I think it fits the theme that I post the solution three days later:

I don't have the patience to write a full step-by-step so I will just write how to solve the Graeco-Latin Square:

None of the deceptions allow four blacks in a row for Masyu nor do they allow bbbwww. Therefore, the middle right grid must be Masyu. \begin{array}{|c|c|c|}\hline-&-&-\\\hline-&-&Masyu\\\hline-&-&-\\\hline\end{array}
Inside-Outside cannot have black pearls on the border. Therefore, the top right grid must be Balance Loop. Furthermore, normal Balance Loop cannot have a pearl in a corner so the deception for that grid must be Grey \begin{array}{|c|c|c|}\hline-&-&Balance/Grey\\\hline-&-&Masyu\\\hline-&-&-\\\hline\end{array} The white crosses in the Masyu grid won't work with the Optional deception: if the middle pearl were not optional, it could not turn on either side. If it were optional then the four neighbouring white pearls would make a square loop around it. Therefore, the deception for that grid must be Deformation and the bottom right grid must be Inside-Outside/Optional \begin{array}{|c|c|c|}\hline-&-&Balance / Grey\\\hline-&-&Masyu / Deformation\\\hline-&-&In-Out / Optional\\\hline\end{array} The bottom left grid must now be either Masyu/Grey or Balance Loop/Deformation.
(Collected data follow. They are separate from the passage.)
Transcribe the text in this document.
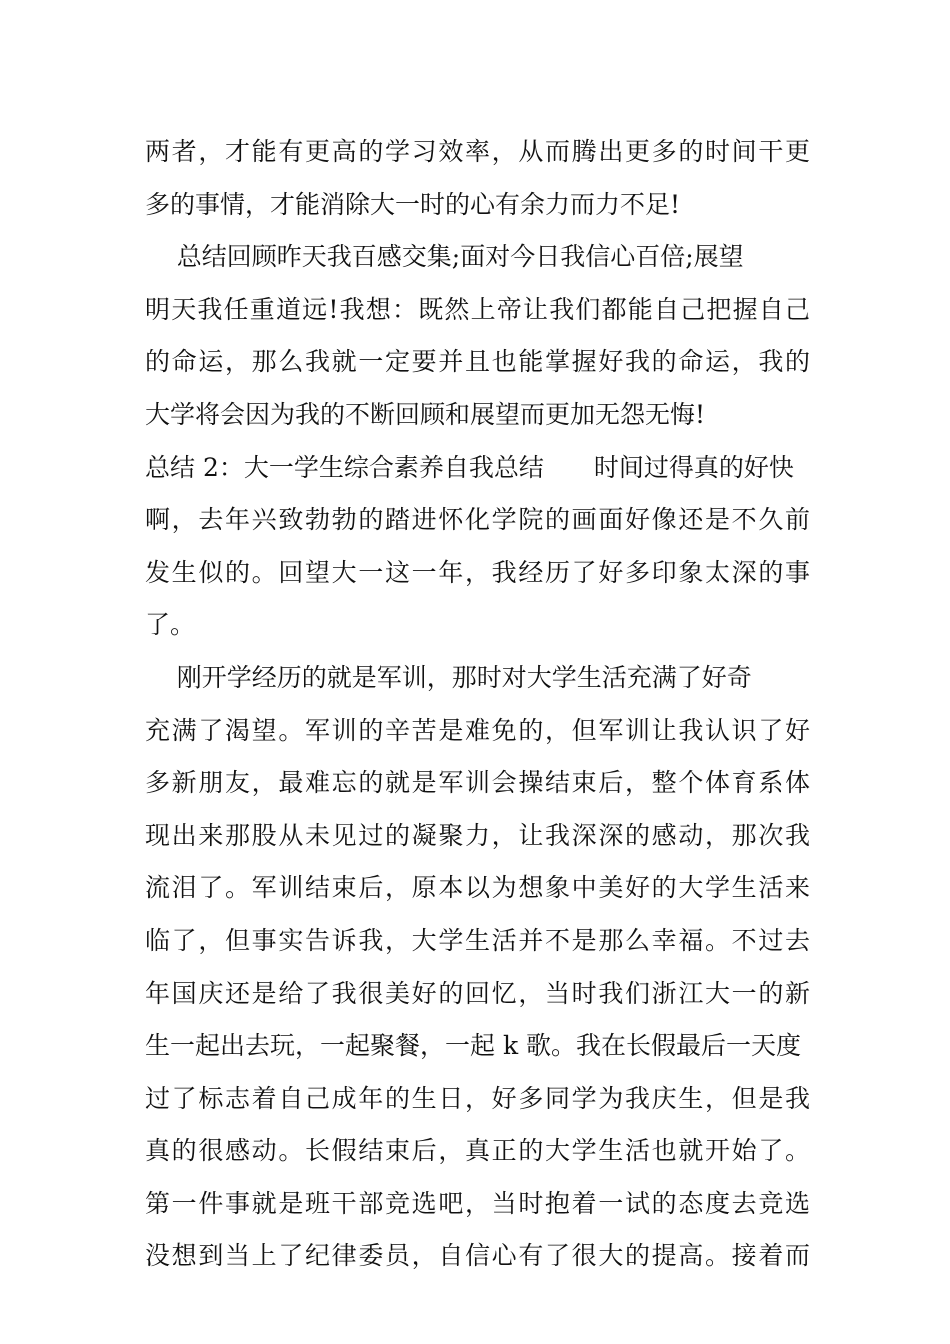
两者，才能有更高的学习效率，从而腾出更多的时间干更
多的事情，才能消除大一时的心有余力而力不足!
总结回顾昨天我百感交集;面对今日我信心百倍;展望
明天我任重道远!我想：既然上帝让我们都能自己把握自己
的命运，那么我就一定要并且也能掌握好我的命运，我的
大学将会因为我的不断回顾和展望而更加无怨无悔!
总结 2：大一学生综合素养自我总结　　时间过得真的好快
啊，去年兴致勃勃的踏进怀化学院的画面好像还是不久前
发生似的。回望大一这一年，我经历了好多印象太深的事
了。
刚开学经历的就是军训，那时对大学生活充满了好奇
充满了渴望。军训的辛苦是难免的，但军训让我认识了好
多新朋友，最难忘的就是军训会操结束后，整个体育系体
现出来那股从未见过的凝聚力，让我深深的感动，那次我
流泪了。军训结束后，原本以为想象中美好的大学生活来
临了，但事实告诉我，大学生活并不是那么幸福。不过去
年国庆还是给了我很美好的回忆，当时我们浙江大一的新
生一起出去玩，一起聚餐，一起 k 歌。我在长假最后一天度
过了标志着自己成年的生日，好多同学为我庆生，但是我
真的很感动。长假结束后，真正的大学生活也就开始了。
第一件事就是班干部竞选吧，当时抱着一试的态度去竞选
没想到当上了纪律委员，自信心有了很大的提高。接着而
However, again because of the corner pearl, Balance Loop is not possible so it must be Masyu/Grey \begin{array}{|c|c|c|}\hline-&-&Balance / Grey\\\hline-&-&Masyu / Deformation\\\hline Masyu / Grey&-&In-Out / Optional\\\hline\end{array} After that the Graeco-Latin Square fills itself \begin{array}{|c|c|c|}\hline In-Out / Deformation&Masyu / Optional&Balance / Grey\\\hline Balance/ Optional&In-Out / Grey&Masyu / Deformation\\\hline Masyu / Grey&Balance / Deformation&In-Out / Optional\\\hline\end{array}

For solving the loop, the grids with the Deformation deception proved to be the hardest, at least for me, but all in all it's a great puzzle!